The effect was startling: the poor animal gave a gasp, a shiver ran through its frame, its chest heaved a moment, and it breathed.

Quickly taking it to the fire, he rubbed it briskly with a towel for a couple of minutes, and then laid it down upon the warm rug near the grate, that its body might receive the heat from the fire.

The animal lay but a moment where he had placed it; it soon arose on its legs, walked around once or twice, and then quietly lay down in a new position.

Taking the bandages from his face, Cobb told the others to do likewise. The air in the room was only slightly impregnated with the odor of ozone.

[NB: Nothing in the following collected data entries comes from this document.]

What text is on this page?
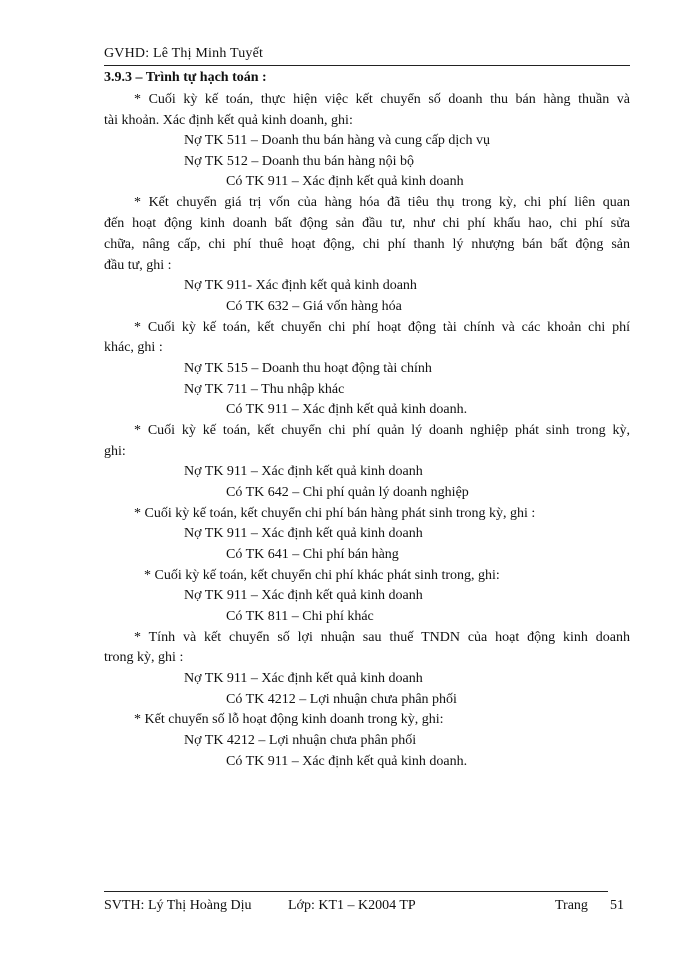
GVHD: Lê Thị Minh Tuyết
3.9.3 – Trình tự hạch toán :
* Cuối kỳ kế toán, thực hiện việc kết chuyển số doanh thu bán hàng thuần và
tài khoản. Xác định kết quả kinh doanh, ghi:
Nợ TK 511 – Doanh thu bán hàng và cung cấp dịch vụ
Nợ TK 512 – Doanh thu bán hàng nội bộ
Có TK 911 – Xác định kết quả kinh doanh
* Kết chuyển giá trị vốn của hàng hóa đã tiêu thụ trong kỳ, chi phí liên quan
đến hoạt động kinh doanh bất động sản đầu tư, như chi phí khấu hao, chi phí sửa
chữa, nâng cấp, chi phí thuê hoạt động, chi phí thanh lý nhượng bán bất động sản
đầu tư, ghi :
Nợ TK 911- Xác định kết quả kinh doanh
Có TK 632 – Giá vốn hàng hóa
* Cuối kỳ kế toán, kết chuyển chi phí hoạt động tài chính và các khoản chi phí
khác, ghi :
Nợ TK 515 – Doanh thu hoạt động tài chính
Nợ TK 711 – Thu nhập khác
Có TK 911 – Xác định kết quả kinh doanh.
* Cuối kỳ kế toán, kết chuyển chi phí quản lý doanh nghiệp phát sinh trong kỳ,
ghi:
Nợ TK 911 – Xác định kết quả kinh doanh
Có TK 642 – Chi phí quản lý doanh nghiệp
* Cuối kỳ kế toán, kết chuyển chi phí bán hàng phát sinh trong kỳ, ghi :
Nợ TK 911 – Xác định kết quả kinh doanh
Có TK 641 – Chi phí bán hàng
* Cuối kỳ kế toán, kết chuyển chi phí khác phát sinh trong, ghi:
Nợ TK 911 – Xác định kết quả kinh doanh
Có TK 811 – Chi phí khác
* Tính và kết chuyển số lợi nhuận sau thuế TNDN của hoạt động kinh doanh
trong kỳ, ghi :
Nợ TK 911 – Xác định kết quả kinh doanh
Có TK 4212 – Lợi nhuận chưa phân phối
* Kết chuyển số lỗ hoạt động kinh doanh trong kỳ, ghi:
Nợ TK 4212 – Lợi nhuận chưa phân phối
Có TK 911 – Xác định kết quả kinh doanh.
SVTH: Lý Thị Hoàng Dịu	Lớp: KT1 – K2004 TP	Trang 51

The windows being closed, a saucer of milk was placed before the cat, and the animal instantly arose and lapped its contents.

It seemed to all present as if the animal had just arisen from a sound sleep. There was no indication in its manner that it had undergone any new or unusual treatment.

It was strange! It was more than strange – it was marvelous!

No longer was there any doubt in the mind of either Craft or Hathaway. The theory had been plainly and truly demonstrated. Cobb had become possessed of a power unknown to any other living man. What would he do with this power? was the question that immediately came to the mind of each. Would he use it for good, or for evil? Was it a play-thing that he had discovered? or had he worked out this problem for some great and grand undertaking?

“What next?” inquired Hathaway. “What is the next act in this drama?”

“To bed,” said Cobb, glancing up at the clock. “It is now ten minutes past one. To-morrow evening meet me here. Say nothing, not even a word, about what you both have witnessed and heard to-night. Have I your word?” he asked, inquiringly.

“Yes, certainly,” they replied together; “if you wish us not to speak of it.”

“I do indeed wish it, and trust that nothing will cause you to divulge a single part of this evening’s occurrences. Good-night!”

Shaking their hands at the door, he again said good-night as they descended the stairway.

Returning, he filled the grate with more coal, and threw himself down, without undressing, upon the cot in the corner of the room. A moment later, the deep sound of his breathing and the low purring of the cat on the rug were the only sounds heard in the room.